The recent expansion in U.S. manufacturing activity, despite the challenges posed by tariffs and rising oil prices, highlights a critical blind spot in traditional corporate management: the ability to swiftly and accurately assess the impact of global trade policy changes. In a complex and rapidly evolving environment, the difficulty lies in discerning which policy shifts will have a tangible effect on the business. The capability to monitor and interpret these changes in real-time is invaluable, providing clarity and foresight to navigate potential disruptions. SupplyGraph AI provides advanced supply chain risk intelligence agents, leveraging a large-scale enterprise and product dependency graph. Our platform integrates hundreds of millions of enterprise records and millions of product nodes, supported by a continuously expanding global risk event database. With the capability to process tens of thousands of global events daily, SupplyGraph AI enables businesses to monitor and address supply chain risks before they impact operations.

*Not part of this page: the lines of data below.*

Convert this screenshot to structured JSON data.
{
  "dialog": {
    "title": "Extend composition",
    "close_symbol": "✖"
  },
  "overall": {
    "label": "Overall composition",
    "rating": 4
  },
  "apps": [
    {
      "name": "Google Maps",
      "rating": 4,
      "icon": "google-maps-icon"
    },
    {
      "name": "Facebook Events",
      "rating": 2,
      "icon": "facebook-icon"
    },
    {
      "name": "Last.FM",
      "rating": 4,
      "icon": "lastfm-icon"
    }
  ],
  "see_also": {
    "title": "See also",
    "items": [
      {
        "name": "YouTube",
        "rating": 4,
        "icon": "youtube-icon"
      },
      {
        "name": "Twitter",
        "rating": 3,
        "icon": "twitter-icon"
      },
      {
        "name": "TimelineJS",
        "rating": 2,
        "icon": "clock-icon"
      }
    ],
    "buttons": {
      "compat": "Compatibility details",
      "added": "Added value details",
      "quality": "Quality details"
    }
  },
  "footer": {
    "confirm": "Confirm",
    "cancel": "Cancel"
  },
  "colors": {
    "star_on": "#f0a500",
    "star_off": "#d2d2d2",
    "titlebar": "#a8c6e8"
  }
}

Explore Tariff Change Insights

Company Profile

General Motors (GM) is a leading global automotive company headquartered in Detroit, Michigan. Founded in 1908, GM designs, manufactures, and sells vehicles and vehicle parts worldwide. The company operates under several brands, including Chevrolet, Buick, GMC, and Cadillac. GM is committed to advancing an all-electric future and is investing heavily in electric vehicle technology and autonomous driving solutions. With a strong focus on innovation and sustainability, GM aims to shape the future of transportation.